Inspections and Walkthroughs
Code inspections and walkthroughs are the two primary “human testing” methods. It involve the reading or visual inspection of a program by a team of people. Both methods involve some preparatory work by the participants. Normally it is done through meeting and it is typically known as “meeting of the minds”, a conference held by the participants. The objective of the meeting is to find errors, but not to find solutions to the errors (i.e. to test but not to debug).
What is the process involved in inspection and walkthroughs?
The process is performed by a group of people (three or four), only one of whom is the author of the program. Hence the program is essentially being tested by people other than the author, which is in consonance with the testing principle stating that an individual is usually ineffective in testing his or her own program.

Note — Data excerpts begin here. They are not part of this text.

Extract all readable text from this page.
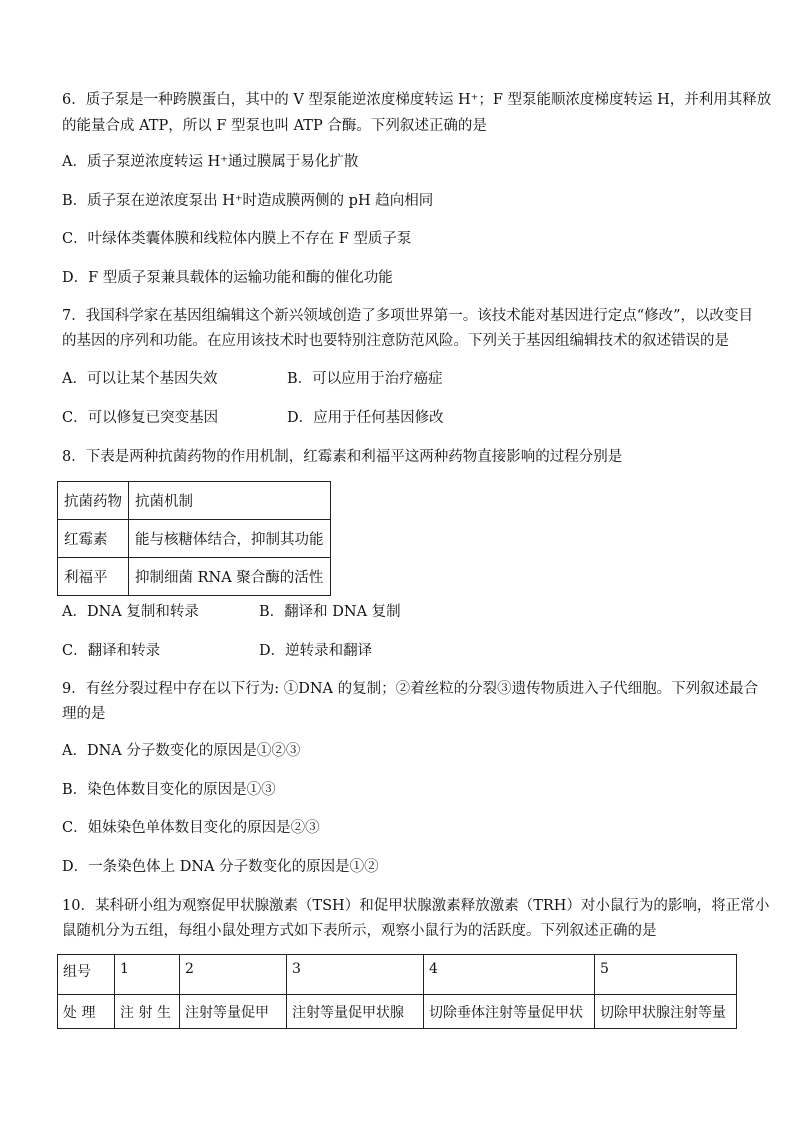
6．质子泵是一种跨膜蛋白，其中的 V 型泵能逆浓度梯度转运 H⁺；F 型泵能顺浓度梯度转运 H，并利用其释放
的能量合成 ATP，所以 F 型泵也叫 ATP 合酶。下列叙述正确的是
A．质子泵逆浓度转运 H⁺通过膜属于易化扩散
B．质子泵在逆浓度泵出 H⁺时造成膜两侧的 pH 趋向相同
C．叶绿体类囊体膜和线粒体内膜上不存在 F 型质子泵
D．F 型质子泵兼具载体的运输功能和酶的催化功能
7．我国科学家在基因组编辑这个新兴领域创造了多项世界第一。该技术能对基因进行定点“修改”，以改变目
的基因的序列和功能。在应用该技术时也要特别注意防范风险。下列关于基因组编辑技术的叙述错误的是
A．可以让某个基因失效	B．可以应用于治疗癌症
C．可以修复已突变基因	D．应用于任何基因修改
8．下表是两种抗菌药物的作用机制，红霉素和利福平这两种药物直接影响的过程分别是
抗菌药物	抗菌机制
红霉素	能与核糖体结合，抑制其功能
利福平	抑制细菌 RNA 聚合酶的活性
A．DNA 复制和转录	B．翻译和 DNA 复制
C．翻译和转录	D．逆转录和翻译
9．有丝分裂过程中存在以下行为: ①DNA 的复制；②着丝粒的分裂③遗传物质进入子代细胞。下列叙述最合
理的是
A．DNA 分子数变化的原因是①②③
B．染色体数目变化的原因是①③
C．姐妹染色单体数目变化的原因是②③
D．一条染色体上 DNA 分子数变化的原因是①②
10．某科研小组为观察促甲状腺激素（TSH）和促甲状腺激素释放激素（TRH）对小鼠行为的影响，将正常小
鼠随机分为五组，每组小鼠处理方式如下表所示，观察小鼠行为的活跃度。下列叙述正确的是
组号	1	2	3	4	5
处 理	注 射 生	注射等量促甲	注射等量促甲状腺	切除垂体注射等量促甲状	切除甲状腺注射等量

Inspection and walkthroughs are far more effective compare to desk checking (the process of aprogrammer reading his/her own program before testing it) because people other than the program’s author are involved in the process. These processes also appear to result in lower debugging (error correction) costs, since, when they find an error, the precise nature of the error is usually located. Also, they expose a batch or errors, thus allowing the errors to be corrected later enmasse. Computer based testing, on the other hand, normally exposes only a symptom of the error and errors are usually detected and corrected one by one.
Some Observations:
Experience with these methods has found them to be effective e in finding from 30% to 70% of the logic design and coding errors in typical programs. They are not, however, effective in detecting “high-level” design errors, such as errors made in the requirements analysis process.
Human processes find only the “easy” errors (those that would be trivial to find with computer-based testing) and the difficult, obscure, or tricky errors can only be found by computer-based testing.
Inspections/walkthroughs and computer-based testing are complementary; error-detection efficiency will suffer if one or the other is not present.
These processes are invaluable for testing modifications to programs. Because modifying an existing program is a more error-prone process(in terms of errors per statement written) than writing a new program.